Ah crap, well I've missed that one.

To be fair, there is no other easier way. You need to split the set into 3 sets, each of those you need to split 3 more times, 2 of those sets you need to split twice again. That gives you 11 sets. That calculation you then need to do twice. You also need existence of three different values to make the calculation, as in

( ph -> A e. NN )
( ph -> B e. NN )
( ph -> C e. NN )
( ph -> A =/= B )
( ph -> B =/= C  )
( ph -> A =/= C  )

and you need to check whether a given condition holds on each of those sets.

[icecream17]

Incidentally, why does the calculation have to be done twice?

[metakunt]

You are constructing two sets based of three indices a,b,c where set 1 depends on index a and b and set 2 depends on index a and c. Then you split the base set up in 11 small parts that depend on all three.
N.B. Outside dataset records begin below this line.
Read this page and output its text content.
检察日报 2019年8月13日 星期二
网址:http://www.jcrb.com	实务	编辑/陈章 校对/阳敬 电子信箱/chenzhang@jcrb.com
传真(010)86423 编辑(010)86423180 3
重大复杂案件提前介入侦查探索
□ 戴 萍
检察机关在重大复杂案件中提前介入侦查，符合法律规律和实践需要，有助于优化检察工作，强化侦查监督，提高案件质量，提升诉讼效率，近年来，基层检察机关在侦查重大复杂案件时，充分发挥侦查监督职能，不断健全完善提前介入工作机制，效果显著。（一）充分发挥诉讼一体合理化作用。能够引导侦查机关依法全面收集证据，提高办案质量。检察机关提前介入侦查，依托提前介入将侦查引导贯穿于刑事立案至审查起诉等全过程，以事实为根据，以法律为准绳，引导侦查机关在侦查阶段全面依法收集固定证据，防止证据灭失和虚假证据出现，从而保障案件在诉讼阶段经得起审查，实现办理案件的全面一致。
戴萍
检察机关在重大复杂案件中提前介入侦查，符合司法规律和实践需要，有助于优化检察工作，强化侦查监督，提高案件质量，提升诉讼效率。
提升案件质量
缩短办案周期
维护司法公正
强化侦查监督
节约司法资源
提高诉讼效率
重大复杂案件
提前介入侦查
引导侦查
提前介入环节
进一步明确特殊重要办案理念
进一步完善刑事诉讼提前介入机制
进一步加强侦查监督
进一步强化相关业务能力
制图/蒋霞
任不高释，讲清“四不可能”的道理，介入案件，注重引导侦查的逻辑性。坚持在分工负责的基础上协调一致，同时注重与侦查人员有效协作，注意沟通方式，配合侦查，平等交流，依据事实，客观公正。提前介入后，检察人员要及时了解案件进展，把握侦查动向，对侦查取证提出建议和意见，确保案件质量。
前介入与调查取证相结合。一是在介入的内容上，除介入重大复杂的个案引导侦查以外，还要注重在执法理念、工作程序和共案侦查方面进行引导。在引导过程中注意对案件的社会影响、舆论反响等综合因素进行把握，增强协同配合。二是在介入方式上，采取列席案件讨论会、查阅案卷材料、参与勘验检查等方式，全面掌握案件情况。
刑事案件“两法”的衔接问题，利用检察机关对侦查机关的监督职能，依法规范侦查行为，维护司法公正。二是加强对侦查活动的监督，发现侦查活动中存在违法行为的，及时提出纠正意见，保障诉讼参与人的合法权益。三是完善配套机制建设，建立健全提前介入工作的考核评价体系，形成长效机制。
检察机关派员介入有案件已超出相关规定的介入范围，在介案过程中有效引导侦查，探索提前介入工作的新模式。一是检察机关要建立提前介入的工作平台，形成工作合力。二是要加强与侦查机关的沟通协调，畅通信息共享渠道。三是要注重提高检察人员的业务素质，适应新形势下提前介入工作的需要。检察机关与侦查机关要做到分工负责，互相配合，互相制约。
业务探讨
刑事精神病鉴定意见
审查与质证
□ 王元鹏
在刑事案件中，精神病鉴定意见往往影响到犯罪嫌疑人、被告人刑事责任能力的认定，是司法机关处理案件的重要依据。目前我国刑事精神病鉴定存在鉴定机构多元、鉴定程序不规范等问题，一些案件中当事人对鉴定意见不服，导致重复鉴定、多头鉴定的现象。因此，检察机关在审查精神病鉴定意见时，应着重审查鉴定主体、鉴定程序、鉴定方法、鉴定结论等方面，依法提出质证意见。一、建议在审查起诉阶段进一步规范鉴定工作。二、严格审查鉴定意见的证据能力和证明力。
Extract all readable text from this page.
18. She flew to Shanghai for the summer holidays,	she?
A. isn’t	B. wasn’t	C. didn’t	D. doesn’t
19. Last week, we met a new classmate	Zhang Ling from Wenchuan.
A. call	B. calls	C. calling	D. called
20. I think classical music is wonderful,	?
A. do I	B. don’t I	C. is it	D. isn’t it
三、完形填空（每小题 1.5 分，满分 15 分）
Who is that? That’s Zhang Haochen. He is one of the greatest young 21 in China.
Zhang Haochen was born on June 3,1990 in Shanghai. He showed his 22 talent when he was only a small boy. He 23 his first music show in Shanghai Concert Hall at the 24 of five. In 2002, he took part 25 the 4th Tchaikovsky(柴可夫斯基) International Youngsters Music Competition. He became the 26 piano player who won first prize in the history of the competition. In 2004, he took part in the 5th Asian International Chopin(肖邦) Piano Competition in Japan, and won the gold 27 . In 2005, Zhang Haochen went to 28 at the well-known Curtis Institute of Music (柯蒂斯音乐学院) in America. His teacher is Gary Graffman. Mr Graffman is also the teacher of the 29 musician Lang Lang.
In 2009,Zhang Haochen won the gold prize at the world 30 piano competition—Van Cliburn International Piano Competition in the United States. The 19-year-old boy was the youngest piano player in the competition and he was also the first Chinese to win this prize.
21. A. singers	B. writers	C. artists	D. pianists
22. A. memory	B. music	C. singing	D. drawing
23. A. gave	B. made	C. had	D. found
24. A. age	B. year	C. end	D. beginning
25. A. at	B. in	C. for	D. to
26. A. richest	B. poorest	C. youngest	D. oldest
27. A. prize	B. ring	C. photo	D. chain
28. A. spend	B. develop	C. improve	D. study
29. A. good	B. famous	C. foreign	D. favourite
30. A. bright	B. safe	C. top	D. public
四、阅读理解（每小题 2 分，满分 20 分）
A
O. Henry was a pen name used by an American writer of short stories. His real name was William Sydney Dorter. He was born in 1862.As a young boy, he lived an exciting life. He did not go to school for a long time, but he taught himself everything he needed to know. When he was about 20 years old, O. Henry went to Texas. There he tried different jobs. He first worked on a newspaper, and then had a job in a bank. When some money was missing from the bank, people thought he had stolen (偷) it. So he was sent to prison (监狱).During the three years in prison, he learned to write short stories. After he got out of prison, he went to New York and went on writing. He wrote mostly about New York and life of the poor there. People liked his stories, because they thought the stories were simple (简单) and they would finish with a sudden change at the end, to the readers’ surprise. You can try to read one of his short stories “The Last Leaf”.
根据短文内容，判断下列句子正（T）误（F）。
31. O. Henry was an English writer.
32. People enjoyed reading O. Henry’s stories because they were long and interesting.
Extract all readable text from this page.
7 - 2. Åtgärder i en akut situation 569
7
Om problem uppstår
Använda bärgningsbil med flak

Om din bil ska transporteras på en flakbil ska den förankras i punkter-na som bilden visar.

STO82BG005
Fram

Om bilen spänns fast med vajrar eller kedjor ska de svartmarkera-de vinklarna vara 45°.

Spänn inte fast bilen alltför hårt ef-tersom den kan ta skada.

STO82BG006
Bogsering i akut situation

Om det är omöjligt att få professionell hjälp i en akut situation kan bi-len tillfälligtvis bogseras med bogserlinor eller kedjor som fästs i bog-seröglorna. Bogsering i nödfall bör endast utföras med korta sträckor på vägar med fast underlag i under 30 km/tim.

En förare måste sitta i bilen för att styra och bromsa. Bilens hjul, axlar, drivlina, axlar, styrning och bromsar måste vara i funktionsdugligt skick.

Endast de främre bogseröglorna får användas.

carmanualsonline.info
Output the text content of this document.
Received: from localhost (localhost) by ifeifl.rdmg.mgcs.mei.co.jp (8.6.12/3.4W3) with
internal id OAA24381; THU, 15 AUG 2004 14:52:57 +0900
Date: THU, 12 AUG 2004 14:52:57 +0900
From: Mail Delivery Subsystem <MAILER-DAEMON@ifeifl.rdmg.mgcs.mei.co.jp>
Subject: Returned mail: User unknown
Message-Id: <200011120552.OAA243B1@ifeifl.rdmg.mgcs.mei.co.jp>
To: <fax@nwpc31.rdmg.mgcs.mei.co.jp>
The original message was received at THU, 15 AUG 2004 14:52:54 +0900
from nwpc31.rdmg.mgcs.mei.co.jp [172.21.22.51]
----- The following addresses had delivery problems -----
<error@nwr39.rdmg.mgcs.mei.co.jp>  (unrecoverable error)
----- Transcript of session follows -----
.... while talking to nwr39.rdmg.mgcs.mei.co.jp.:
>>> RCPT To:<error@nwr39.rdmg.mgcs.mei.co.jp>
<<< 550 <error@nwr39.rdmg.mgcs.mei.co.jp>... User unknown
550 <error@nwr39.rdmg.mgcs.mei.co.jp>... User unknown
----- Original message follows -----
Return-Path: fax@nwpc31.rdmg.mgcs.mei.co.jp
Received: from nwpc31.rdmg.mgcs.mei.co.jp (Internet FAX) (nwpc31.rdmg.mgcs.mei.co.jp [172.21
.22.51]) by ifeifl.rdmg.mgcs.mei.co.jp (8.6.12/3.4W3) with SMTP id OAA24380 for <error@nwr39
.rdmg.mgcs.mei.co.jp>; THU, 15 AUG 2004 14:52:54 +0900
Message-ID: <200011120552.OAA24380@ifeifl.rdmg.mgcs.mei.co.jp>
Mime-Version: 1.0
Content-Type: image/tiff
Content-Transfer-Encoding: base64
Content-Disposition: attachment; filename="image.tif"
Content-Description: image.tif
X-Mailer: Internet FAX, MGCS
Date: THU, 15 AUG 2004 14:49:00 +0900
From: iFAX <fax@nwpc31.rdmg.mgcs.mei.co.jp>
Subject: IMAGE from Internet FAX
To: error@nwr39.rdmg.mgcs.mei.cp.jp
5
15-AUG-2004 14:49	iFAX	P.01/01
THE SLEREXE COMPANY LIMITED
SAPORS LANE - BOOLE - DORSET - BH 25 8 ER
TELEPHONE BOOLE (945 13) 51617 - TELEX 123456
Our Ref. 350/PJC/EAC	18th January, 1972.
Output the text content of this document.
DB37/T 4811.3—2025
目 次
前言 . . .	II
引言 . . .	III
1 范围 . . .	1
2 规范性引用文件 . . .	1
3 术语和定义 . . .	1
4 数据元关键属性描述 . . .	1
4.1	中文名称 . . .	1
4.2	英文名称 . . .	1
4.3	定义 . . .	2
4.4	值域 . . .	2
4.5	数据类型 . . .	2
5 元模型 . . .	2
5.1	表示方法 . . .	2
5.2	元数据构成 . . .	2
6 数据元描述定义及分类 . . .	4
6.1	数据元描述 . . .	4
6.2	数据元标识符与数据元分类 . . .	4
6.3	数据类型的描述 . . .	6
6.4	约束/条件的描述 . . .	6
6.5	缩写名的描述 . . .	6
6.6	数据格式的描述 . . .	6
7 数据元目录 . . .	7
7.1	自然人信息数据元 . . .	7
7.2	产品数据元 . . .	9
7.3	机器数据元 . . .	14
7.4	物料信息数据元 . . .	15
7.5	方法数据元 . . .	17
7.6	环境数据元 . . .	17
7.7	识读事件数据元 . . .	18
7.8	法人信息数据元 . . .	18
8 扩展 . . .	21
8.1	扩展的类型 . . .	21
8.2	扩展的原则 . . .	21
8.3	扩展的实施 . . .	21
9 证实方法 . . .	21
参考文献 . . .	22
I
Now you need to argue whether the a property in the set holds or not. In general those are arbitrary maps but in my specific case there is some stucture. But you still need to verify that the property holds for each of these sets. There are 11 sets as they are chosen in a way such that most cancel out and the other are balanced in a delicate way that they cancel out by a different argument. So far I am not even close to even stating the theorem as I need to construct the final permutation first.

[tirix]

If what you have to prove is symmetric in a/b and b/c, you're probably better off making it a lemma and proving it only once, so I suppose it's not?

[metakunt]

Well the argument isn't that complex as for most of the sets the image is the same. For some of those the argument is equivalent, but some are the same by a different argument. And some are just plain different and have to be handled in a different way. But I am still far away from this theorem, I haven't even defined the main permutation yet, and that one is going to be doozy. I conjecture I am only at 20% of the progress and I will take a little bit of time off before I tackle it.